My challenging first work experience : abroad + COVID
Ask any new graduate, starting the work-life is never an easy step. But it's even worse when you mix first work experience with a global pandemic and beginning of immigration.
I am a French woman who has been in Working Holiday Visa in Toronto since January 2020. I finished a master's degree in marketing in October 2019. For me, my entry into professional life was not a usual one. I can even see the differences in experience between me and my classmates. This is how I experienced my first job abroad during a global pandemic.
When you graduate, the pressure to find your first job is a real reality. I remember our last few days of classes, many of our discussions revolving around "who's going to do what?" "who's going to work where?" etc.... I like to call this stage the beginning of THE REAL LIFE.
It was complicated for me to project myself on a job that I wanted to do. I wondered a lot... what was I going to bring to a company? Throughout my last year of studies I had this feeling that I knew nothing, that I had no real skills. Even after a degree and some experience I didn't know what I could bring a company. It took me a while to step back from my skills. To understand what I had learned during those 5 years of study and therefore what I was capable of.
It's normal to be afraid to go after school, but I think the fear is even bigger when you're not aware of what you know.
Once I finished my degree I chose to take my time, staying a few months in my home town, to prepare my project and stay with my family. My project was to move to Toronto. This is an idea I had in mind since my internship in Montreal in 2017. I knew that I could only reach my full potential by being away from my habits. It wasn't a choice I made without thinking, I had thought about and prepared for this adventure a few months before.
Going abroad to start your career may seem like a bold choice, but for me it was completely normal. Technically I hadn't started anything anywhere, so I had nothing to lose and everything to gain.
Obviously the position I currently have is not my first work experience, I have done many internships or small jobs during my university. But this is still my first real adult job. I had managed to find this job after 2 weeks on the spot, in a great company in a position that suited me well. It was a small challenge for me, because I was starting in a 100% Canadian environment, in a position where I had everything to learn.

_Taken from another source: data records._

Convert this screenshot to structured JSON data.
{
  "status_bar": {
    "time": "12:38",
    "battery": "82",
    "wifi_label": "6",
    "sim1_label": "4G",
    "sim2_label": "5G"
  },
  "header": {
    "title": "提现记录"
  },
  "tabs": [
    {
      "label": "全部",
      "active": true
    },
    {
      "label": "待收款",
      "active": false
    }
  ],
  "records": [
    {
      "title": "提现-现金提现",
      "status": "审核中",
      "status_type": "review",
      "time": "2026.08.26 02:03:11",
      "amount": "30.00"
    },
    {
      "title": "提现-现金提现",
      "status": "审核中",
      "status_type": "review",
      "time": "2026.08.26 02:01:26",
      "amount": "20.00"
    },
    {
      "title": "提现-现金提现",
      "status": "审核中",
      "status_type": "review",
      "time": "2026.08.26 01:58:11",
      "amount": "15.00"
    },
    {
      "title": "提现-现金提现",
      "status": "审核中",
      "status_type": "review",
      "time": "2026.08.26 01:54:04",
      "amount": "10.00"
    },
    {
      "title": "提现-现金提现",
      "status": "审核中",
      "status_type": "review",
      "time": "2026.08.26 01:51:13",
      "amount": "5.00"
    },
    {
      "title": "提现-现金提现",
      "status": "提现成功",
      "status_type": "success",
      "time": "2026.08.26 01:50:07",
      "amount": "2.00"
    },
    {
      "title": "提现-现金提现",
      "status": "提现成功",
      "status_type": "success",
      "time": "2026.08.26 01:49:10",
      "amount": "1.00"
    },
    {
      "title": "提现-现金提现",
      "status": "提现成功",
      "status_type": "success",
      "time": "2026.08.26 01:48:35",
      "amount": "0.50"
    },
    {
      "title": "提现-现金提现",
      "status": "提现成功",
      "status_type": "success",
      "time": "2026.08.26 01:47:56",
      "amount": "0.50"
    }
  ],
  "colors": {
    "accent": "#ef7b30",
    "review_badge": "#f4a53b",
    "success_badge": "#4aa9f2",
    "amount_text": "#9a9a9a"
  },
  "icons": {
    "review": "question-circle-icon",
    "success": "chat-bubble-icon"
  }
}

I had to learn to take responsibility and gain confidence in a completely unknown place. Even though I had read a lot about the work culture in Canada, I was constantly learning about it (I am still learning) I am a very quick learner, so discovering this new environment was very stimulating and satisfied my curiosity enormously. But it turned out to be much more challenging than I expected.
I had started my job for 2 weeks, when the Corona virus crisis started and so I experienced my first layoff too...2 weeks after starting. Let me reassure you, this layoff was temporary and only lasted a month, but my enthusiasm took a hit. Because this month was very stressful, it was very uncertain and I wasn't sure I would get my job back.
This period of temporary unemployment inevitably made me wonder a lot, especially as a young graduate just starting out in the workforce. This crisis definitely affected my confidence, because even with a master's degree, all my motivation and a nice résumé, I hadn't escaped the crisis. I had time to question many things and to understand that we are all vulnerable. But also that in a way we are dependent on our work.
Luckily I got my job back after a month... teleworking, of course. So this was a new challenge, it was my first job, my new missions and the first time I was teleworking. Because yes in 2 weeks in the company, I had not had time to familiarize myself with all my projects and missions. I had to relearn everything remotely and alone. Being at the office I could observe and analyze what was happening to help me understand the situations I was doing. Being alone in my telework required a lot of resourcefulness and moments of doubt, but it definitely helped me gain the confidence of my managers. Moreover, teleworking requires a certain organization and a framework to be effective. As they say, I learned on the job, I learned by doing.
My first step into the active life will have been a real challenge and full of obstacles but so rewarding. All this "adventure" taught me a lot about my adaptability, my way of managing a crisis and my determination. In spite of everything, this pandemic made my first experience in the workplace much more challenging and made me grow in some ways.